Kikikikiki… yes I am lavvin! Don’t mind me, I actually think it is cute when people fantasise about what having a baby is like.
My neighbors had their first child a few weeks ago. I stopped by to visit. They got married and moved in about a year ago. I rarely saw them or heard them as they are in the flat above us.
First off, she looked totally different.
Yes, babies change your body FOREVER. Inside and Outside.
She winced as the baby sucked on, oblivious to her pain. She showed me her bloodied nipple.
The first thing that happens when you give birth to a baby is this shamlessness you acquire. Since those little buds became boobs, you have hidden them from the whole world. To even show a guy a little takes a lot of persuasion. But here was this nice lady showing me her nipple without my asking.
I don’t blame her.
I used to keep a very tight ship with no viewings by boys.
But there is something humbling about lying spread-eagled on a bed with at least 3 people peering at the jewel of inestimable value as though it is an ordinary piece of junk.
Your breasts will know the breeze of the open air, the church, the market, the mall and so many other places especially if your little one prefers it from source.
You will leak all over the place.
It will not even be a single contained let-down of milk. The nipple will bring out milk like a bloody watering can. On its own. You will just feel a surge and your top is wet. Even breast pads don’t help much. When the baby latches on one nipple, the other nipple will weep out milk in solidarity.

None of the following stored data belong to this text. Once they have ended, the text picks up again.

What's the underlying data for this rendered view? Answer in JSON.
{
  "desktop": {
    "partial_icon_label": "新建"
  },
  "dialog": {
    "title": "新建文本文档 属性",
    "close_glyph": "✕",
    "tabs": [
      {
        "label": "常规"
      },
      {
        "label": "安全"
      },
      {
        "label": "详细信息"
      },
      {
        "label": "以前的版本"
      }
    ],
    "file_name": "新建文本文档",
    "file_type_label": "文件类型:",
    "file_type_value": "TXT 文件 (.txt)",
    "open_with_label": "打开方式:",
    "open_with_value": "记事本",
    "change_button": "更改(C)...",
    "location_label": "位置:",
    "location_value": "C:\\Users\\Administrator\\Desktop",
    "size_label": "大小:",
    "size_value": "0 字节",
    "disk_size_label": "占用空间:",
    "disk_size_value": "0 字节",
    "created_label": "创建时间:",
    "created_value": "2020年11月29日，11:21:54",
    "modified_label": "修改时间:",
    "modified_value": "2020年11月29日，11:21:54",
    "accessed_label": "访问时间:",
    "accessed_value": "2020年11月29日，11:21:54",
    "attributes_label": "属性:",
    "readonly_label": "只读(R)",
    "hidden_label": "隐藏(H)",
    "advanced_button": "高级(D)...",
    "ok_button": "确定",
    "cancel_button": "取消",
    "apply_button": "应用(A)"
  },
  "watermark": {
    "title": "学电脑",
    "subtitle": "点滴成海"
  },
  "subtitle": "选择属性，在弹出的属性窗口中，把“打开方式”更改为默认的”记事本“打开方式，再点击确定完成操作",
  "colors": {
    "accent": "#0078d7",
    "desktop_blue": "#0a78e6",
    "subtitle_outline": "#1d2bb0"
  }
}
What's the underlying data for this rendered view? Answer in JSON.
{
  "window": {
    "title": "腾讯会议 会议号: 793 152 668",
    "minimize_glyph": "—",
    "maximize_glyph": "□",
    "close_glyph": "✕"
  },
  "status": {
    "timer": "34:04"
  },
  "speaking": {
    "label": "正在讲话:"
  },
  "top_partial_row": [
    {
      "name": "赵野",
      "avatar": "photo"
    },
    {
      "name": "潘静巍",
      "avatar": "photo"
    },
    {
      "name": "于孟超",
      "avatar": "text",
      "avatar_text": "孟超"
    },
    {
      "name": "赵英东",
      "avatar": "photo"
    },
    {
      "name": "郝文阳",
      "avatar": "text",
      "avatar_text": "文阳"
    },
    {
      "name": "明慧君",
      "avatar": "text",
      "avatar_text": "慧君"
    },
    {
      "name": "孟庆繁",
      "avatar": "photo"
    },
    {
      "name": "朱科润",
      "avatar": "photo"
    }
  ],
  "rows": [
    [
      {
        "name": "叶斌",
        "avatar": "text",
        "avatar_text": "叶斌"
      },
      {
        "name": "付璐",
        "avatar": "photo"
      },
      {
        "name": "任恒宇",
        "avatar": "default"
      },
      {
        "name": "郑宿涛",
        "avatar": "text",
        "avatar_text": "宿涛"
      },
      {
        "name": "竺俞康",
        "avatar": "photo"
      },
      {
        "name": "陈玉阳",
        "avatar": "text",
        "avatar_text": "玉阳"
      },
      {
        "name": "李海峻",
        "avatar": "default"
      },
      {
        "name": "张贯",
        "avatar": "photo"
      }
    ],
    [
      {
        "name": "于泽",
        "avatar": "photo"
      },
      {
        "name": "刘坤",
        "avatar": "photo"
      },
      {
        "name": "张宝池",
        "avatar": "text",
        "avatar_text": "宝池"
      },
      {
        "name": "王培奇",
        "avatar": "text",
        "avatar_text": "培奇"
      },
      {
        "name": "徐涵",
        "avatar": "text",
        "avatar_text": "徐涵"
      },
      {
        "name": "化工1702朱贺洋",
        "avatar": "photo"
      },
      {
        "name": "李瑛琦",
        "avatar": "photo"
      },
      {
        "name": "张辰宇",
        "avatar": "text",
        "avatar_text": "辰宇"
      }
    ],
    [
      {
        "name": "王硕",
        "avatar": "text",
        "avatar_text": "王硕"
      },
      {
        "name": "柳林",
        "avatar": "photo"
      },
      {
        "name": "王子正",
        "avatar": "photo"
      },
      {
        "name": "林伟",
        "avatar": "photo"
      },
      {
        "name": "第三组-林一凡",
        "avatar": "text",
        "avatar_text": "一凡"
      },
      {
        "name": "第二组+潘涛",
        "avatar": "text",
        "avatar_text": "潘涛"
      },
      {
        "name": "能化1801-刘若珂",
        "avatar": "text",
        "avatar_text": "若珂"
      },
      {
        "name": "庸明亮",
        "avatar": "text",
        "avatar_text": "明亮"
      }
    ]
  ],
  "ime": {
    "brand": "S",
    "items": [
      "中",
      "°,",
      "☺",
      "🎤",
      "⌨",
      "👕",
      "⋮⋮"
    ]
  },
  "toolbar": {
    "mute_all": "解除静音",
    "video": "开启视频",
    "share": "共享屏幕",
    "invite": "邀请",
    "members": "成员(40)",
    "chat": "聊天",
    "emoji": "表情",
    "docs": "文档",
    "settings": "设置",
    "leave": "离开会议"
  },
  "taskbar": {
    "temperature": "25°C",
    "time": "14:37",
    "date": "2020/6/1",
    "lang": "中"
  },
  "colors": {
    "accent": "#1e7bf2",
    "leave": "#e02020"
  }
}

I won’t talk about post-partum bleeding or incontinence. Google is your friend.
We talked about delivery with my neighbor. She was chatty to my surprise. I assumed she was a very quiet person.
She complained about how much her baby cried. I told her it would ease off at about 3 or 4 months.
She dropped her lower lip and stared at me in horror.
I back-tracked so as not to get her too alarmed.
“Ehm… it could be less…”
I offered weakly. She was not convinced. And she was right not to be.
Newborns can be high maintenance. Sometimes you have to feed them hourly. Some are colicky and so cry a lot as their digestive systems are not well developed so they have trouble with trapped gas.
Your relationship with sleep is changed forever when you have a baby.
As in, you need to sit down and chat with sleep and become casual friends and not the intimate friends you used to be.
I will never forget the first trip I made without my boys out of this country. I got to my destination and fell asleep for 6 straight hours on the couch of my hosts. It was my first long uninterrupted sleep in 4 years.
Like I said, my neighbors had been quiet and were not seen or heard most of the time. That has all changed. Now I hear their baby wailing most of the time.
When our collective water pump had issues, the men with children were always worried first. My window is right beside the water pump. It is always Daddy Ifechukwu or Ada’s husband and my husband talking about the pump or organizing for it to be fixed.
For the first time since they moved into our compound, I heard my neighbor’s husband talking about the water pump last week.
Behold old things have passed away and new things have come. You can no longer live a Spartan semi-bachelor life when you have children.
A long life of responsibility, Responsibility and even more RESPONSIBILITY has started for you. Some children will not be able to sleep a wink without a fan. You will make it happen. Some will react to certain baby products, you will look for the more expensive options they prefer.
You, the king of your castle will never EVER have the undivided attention of your queen. You may not know it but you have been dethroned. For a long time coming, everything will revolve around your kids. There was a time I did not watch TV for almost 2 months. Touching the remote meant two boys howling. For the sake of peace, we let them own it.
If you never thought about world peace, you will think about it. The problems plaguing Nigeria will penetrate your emotions as you wonder what sort of country to have your children in.
Shall we talk about how sex changes after children? Where are the parents here? Hitherto you were busy being jack rabbits all over your house, in fact you conceived your first child while bent over your gas cooker. That will not happen for a long time.
You will steal sex like adolescents and there will actually be occasions were you will freeze on your bed and stare madly at the baby cot because you heard your child stir. You will finish in controlled hushes and you will finally find out the supposedly uncontrollable banshee screaming by porn stars is a lie. It is possible to cum in sign language.
Have I covered everything?
Like going out with travelling bags because babies need a myriad of things at any giving time, so you want to be prepared.
Like dreading going for events because crying babies no dey send face or place.
Like Onyeka said “Having babies, no be joke o”.
Raising them is not an investment. It is more like being a donor to a charity organization. Only the money does not come from the excess you have. You will practically hand over your earnings over and over again for years. You can only hope to, one day, when you are old for things to be reversed. There are no guarantees here.
But in all this we love babies and keep having them.
You know why?
They make the meanest most adorable selfie partners. At least for the first 10years.